Einblicke in die Überwachungspraktiken des Verfassungsschutzes: Die subtilen Mechanismen staatlicher Kontrolle

Von Dagmar Henn

Gregor S., der in einem Interview mit der Schwäbischen Zeitung zu Wort kommt, war früher selbst aktiv an der Führung von Informanten beteiligt. Sein Konflikt mit der Behörde begann allerdings nicht aus moralischen Gründen, sondern wegen seiner Kritik an der übermäßigen Bürokratie innerhalb des Verfassungsschutzes. Er sammelte Beschwerden von Kollegen und unterbreitete sogar Verbesserungsvorschläge. Trotz seiner Bemühungen wurde er jedoch kaltgestellt, mit der Option, sich nach Görlitz versetzen zu lassen oder mit 36 in den Ruhestand zu gehen, wie die Zeitung berichtet.

Gregor S. beklagt, dass die strenge Bürokratie nicht nur ineffizient sei, sondern auch die Sicherheit der Mitarbeiter gefährde. Er führt Beispiele an, wie zeitaufwendige Diskussionen über Essenseinladungen und doppelte Kaffeebestellungen während Observationsaufgaben die eigentliche Arbeit behindern. Diese Behinderung durch Bürokratie ist laut Gregor keine Neuheit bei deutschen Sicherheitsbehörden, was der Münchner Schriftsteller Herbert Rosendorfer bereits in den 70ern literarisch kritisierte.

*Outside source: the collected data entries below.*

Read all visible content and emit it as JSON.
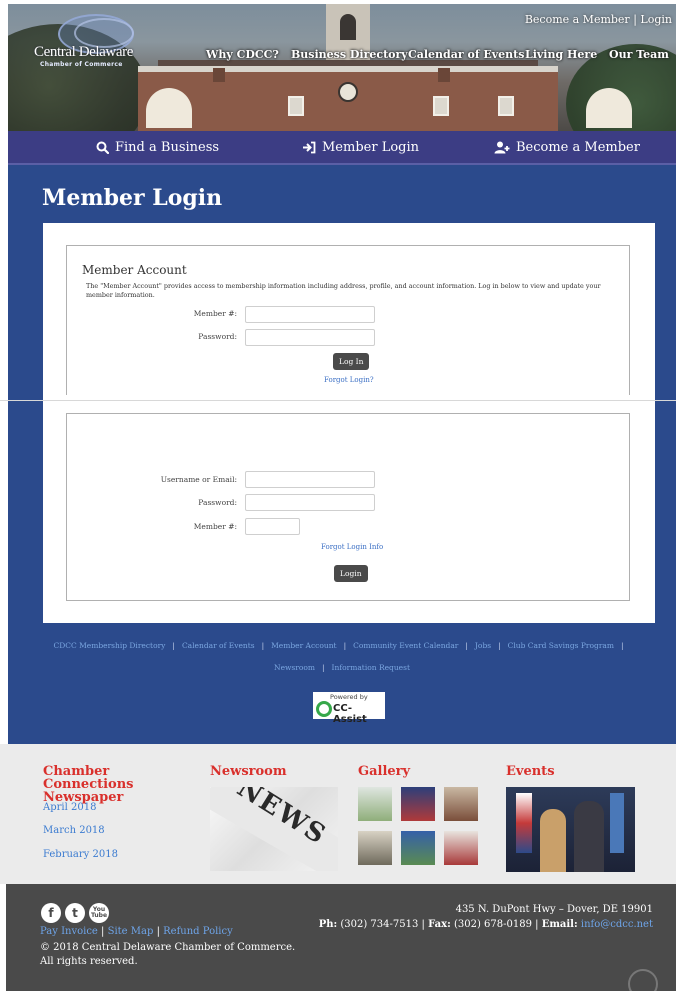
{
  "header": {
    "logo_main": "Central Delaware",
    "logo_sub": "Chamber of Commerce",
    "top_links": {
      "become_member": "Become a Member",
      "separator": "|",
      "login": "Login"
    },
    "nav": [
      "Why CDCC?",
      "Business Directory",
      "Calendar of Events",
      "Living Here",
      "Our Team"
    ]
  },
  "action_bar": {
    "find_business": "Find a Business",
    "member_login": "Member Login",
    "become_member": "Become a Member"
  },
  "page_title": "Member Login",
  "member_account": {
    "title": "Member Account",
    "description": "The \"Member Account\" provides access to membership information including address, profile, and account information. Log in below to view and update your member information.",
    "member_label": "Member #:",
    "password_label": "Password:",
    "login_button": "Log In",
    "forgot_link": "Forgot Login?"
  },
  "login_form": {
    "username_label": "Username or Email:",
    "password_label": "Password:",
    "member_label": "Member #:",
    "forgot_link": "Forgot Login Info",
    "login_button": "Login"
  },
  "footer_links": {
    "row1": [
      "CDCC Membership Directory",
      "Calendar of Events",
      "Member Account",
      "Community Event Calendar",
      "Jobs",
      "Club Card Savings Program"
    ],
    "row2": [
      "Newsroom",
      "Information Request"
    ],
    "separator": "|"
  },
  "powered_by": {
    "label": "Powered by",
    "brand": "CC-Assist"
  },
  "columns": {
    "newspaper_title": "Chamber Connections Newspaper",
    "newspaper_items": [
      "April 2018",
      "March 2018",
      "February 2018"
    ],
    "newsroom_title": "Newsroom",
    "newsroom_image_text": "NEWS",
    "gallery_title": "Gallery",
    "events_title": "Events"
  },
  "footer": {
    "social": [
      "f",
      "t",
      "You Tube"
    ],
    "links": [
      "Pay Invoice",
      "Site Map",
      "Refund Policy"
    ],
    "link_separator": "|",
    "copyright": "© 2018 Central Delaware Chamber of Commerce. All rights reserved.",
    "address": "435 N. DuPont Hwy – Dover, DE 19901",
    "phone_label": "Ph:",
    "phone": "(302) 734-7513",
    "fax_label": "Fax:",
    "fax": "(302) 678-0189",
    "email_label": "Email:",
    "email": "info@cdcc.net",
    "contact_separator": "|"
  },
  "colors": {
    "action_bar": "#3c3d84",
    "main_blue": "#2b4a8c",
    "accent_red": "#d9302c",
    "link_blue": "#3b7bd0",
    "footer_dark": "#4a4a4a"
  }
}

Obwohl Gregor S. durch seine Vergangenheit als Soldat und Informantenführer nicht unbedingt Sympathien erweckt, bietet dieses Interview dennoch seltene Einblicke in das Ausmaß der Überwachungspraktiken des Verfassungsschutzes. Ein Großteil des deutschen Volkes ist sich dieser Umfänge nicht bewusst, auch weil Einsicht in entsprechende Akten oft nur stark geschwärzt gewährt wird. Eine umfassende wissenschaftliche Aufarbeitung der Tätigkeiten der Verfassungsschutzämter wird weiterhin durch den nicht möglichen Zugang zu diesen Akten verhindert.

Der Rechtsanwältin Dr. Christiane Meusel zufolge, die das Interview begleitet, zeigt sich das bedrohliche Potenzial des Verfassungsschutzes auch in der Langzeitüberwachung von Personen wie Dr. Rolf Gössner, der trotz fehlender Straftaten vier Jahrzehnte lang unter Beobachtung stand. Dies verdeutlicht, dass Überwachungsmaßnahmen häufig weit über das rechtlich Notwendige hinausgehen und auch Personen betreffen können, die lediglich politisch missliebig erscheinen.

Wie Gregor S. erklärt, reichen oft bereits geringfügige Anlässe, wie das Tragen eines kritischen Plakats, das Hochhalten eines Schilds bei einer Demonstration oder das Teilen eines Posts in sozialen Medien, um ins Visier des Verfassungsschutzes zu geraten. Das zeigt, wie gering die Schwelle für staatliche Überwachungsmaßnahmen mittlerweile ist und wie routinemäßig und handwerklich standardisiert solche Ermittlungen durchgeführt werden.

Aufbauend auf diesen Einblicken, wird deutlich, dass die gegenwärtige Überwachungspraxis in Deutschland nicht nur Aspekte eines Überwachungsstaates aufweist, sondern dass sie auf einer breit angelegten Infrastruktur basiert, die tief in das private sowie öffentliche Leben der Bürger eingreift, und damit die Grenzen der Legalität und moralischen Rechtfertigung häufig überschreitet.